• Simon Schama’s Foreign Bodies (Simon & Schuster) traces the history of humanity caught between the terror of contagion and the ingenuity of science. Post-COVID-19, he goes back in time to shine a light on Waldemar Haffkine, a Jewish student in Odessa who became a microbiologist at the Pasteur Institute and was instrumental for finding vaccines for cholera and bubonic plague, and other “saviours” down the ages. 
  • Manish Gaekwad’s The Last Courtesan: Writing my Mother’s Memoir (Harper) is an incredible story of survival narrated by his mother. Originally from the Kanjarbhat tribe, Rekhabai was sold and trained as a tawaif while she was still a child. In the 1980s when society disapproved of a tawaif’s art, Rekhabai made a name for herself in Calcutta and Bombay as a singing-dancing star, managed to provide for her large family and sent her son to an English-medium boarding school. 
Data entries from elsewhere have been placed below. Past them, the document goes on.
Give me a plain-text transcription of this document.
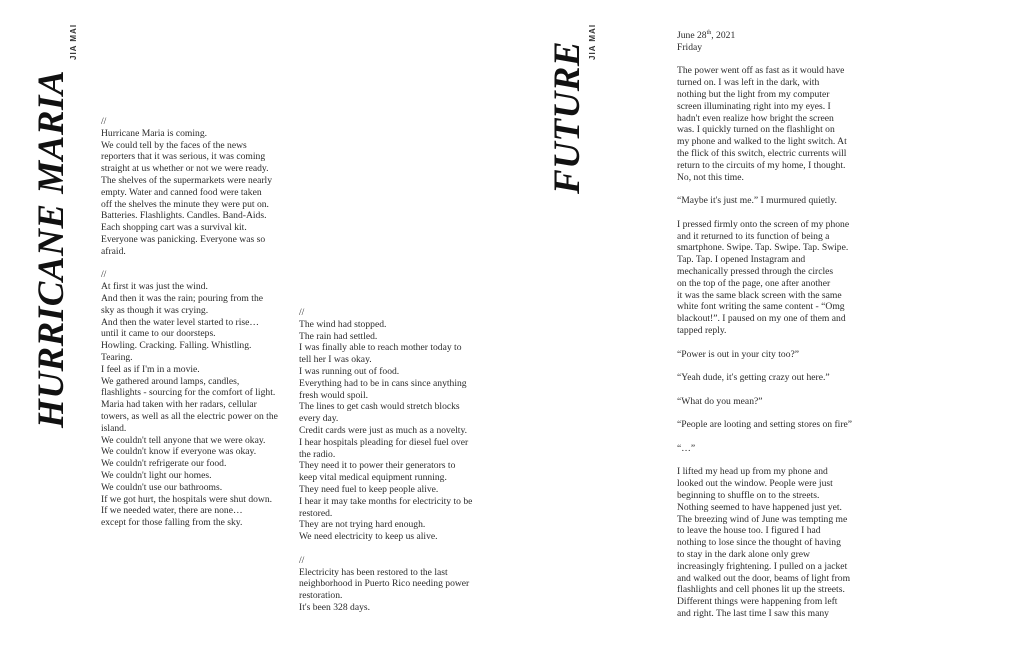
HURRICANE MARIA
JIA MAI
//
Hurricane Maria is coming.
We could tell by the faces of the news
reporters that it was serious, it was coming
straight at us whether or not we were ready.
The shelves of the supermarkets were nearly
empty. Water and canned food were taken
off the shelves the minute they were put on.
Batteries. Flashlights. Candles. Band-Aids.
Each shopping cart was a survival kit.
Everyone was panicking. Everyone was so
afraid.
//
At first it was just the wind.
And then it was the rain; pouring from the
sky as though it was crying.
And then the water level started to rise…
until it came to our doorsteps.
Howling. Cracking. Falling. Whistling.
Tearing.
I feel as if I'm in a movie.
We gathered around lamps, candles,
flashlights - sourcing for the comfort of light.
Maria had taken with her radars, cellular
towers, as well as all the electric power on the
island.
We couldn't tell anyone that we were okay.
We couldn't know if everyone was okay.
We couldn't refrigerate our food.
We couldn't light our homes.
We couldn't use our bathrooms.
If we got hurt, the hospitals were shut down.
If we needed water, there are none…
except for those falling from the sky.
//
The wind had stopped.
The rain had settled.
I was finally able to reach mother today to
tell her I was okay.
I was running out of food.
Everything had to be in cans since anything
fresh would spoil.
The lines to get cash would stretch blocks
every day.
Credit cards were just as much as a novelty.
I hear hospitals pleading for diesel fuel over
the radio.
They need it to power their generators to
keep vital medical equipment running.
They need fuel to keep people alive.
I hear it may take months for electricity to be
restored.
They are not trying hard enough.
We need electricity to keep us alive.
//
Electricity has been restored to the last
neighborhood in Puerto Rico needing power
restoration.
It's been 328 days.
FUTURE JIA MAI	June 28th, 2021
Friday
The power went off as fast as it would have
turned on. I was left in the dark, with
nothing but the light from my computer
screen illuminating right into my eyes. I
hadn't even realize how bright the screen
was. I quickly turned on the flashlight on
my phone and walked to the light switch. At
the flick of this switch, electric currents will
return to the circuits of my home, I thought.
No, not this time.
“Maybe it's just me.” I murmured quietly.
I pressed firmly onto the screen of my phone
and it returned to its function of being a
smartphone. Swipe. Tap. Swipe. Tap. Swipe.
Tap. Tap. I opened Instagram and
mechanically pressed through the circles
on the top of the page, one after another
it was the same black screen with the same
white font writing the same content - “Omg
blackout!”. I paused on my one of them and
tapped reply.
“Power is out in your city too?”
“Yeah dude, it's getting crazy out here.”
“What do you mean?”
“People are looting and setting stores on fire”
“…”
I lifted my head up from my phone and
looked out the window. People were just
beginning to shuffle on to the streets.
Nothing seemed to have happened just yet.
The breezing wind of June was tempting me
to leave the house too. I figured I had
nothing to lose since the thought of having
to stay in the dark alone only grew
increasingly frightening. I pulled on a jacket
and walked out the door, beams of light from
flashlights and cell phones lit up the streets.
Different things were happening from left
and right. The last time I saw this many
  • Entering the Maze: Queer Fiction of Krishnagopal Mallick (Niyogi Books) has been translated from the Bengali by Niladri R. Chatterjee. Krishnagopal Mallick (1936-2003) wrote short stories, novels, poetry, published magazines and lived and worked in North Calcutta, chronicling the pace of life in the lanes and bylanes. But as Chatterjee writes in the introduction, what makes him stand out among all other Bengali writers is “the unabashed expression of his homosexuality,” as is evident from the stories in this collection. 
  • In this debut novel, Sharvay (Speaking Tiger), the writer Mansi sets the story in the eighth century in South India during the rule of the Rashtrakutas. The eponymous heroine is born with great disadvantages: she is an orphan, the daughter of a dasi. But determined to make a life for herself, despite the circumstances, she wants to devote her time to learning to become a philosopher. Will she succeed in her quest? The writer had chanced upon a sculpture of an ancient female philosopher during her research and it inspired her to imagine this historical fiction.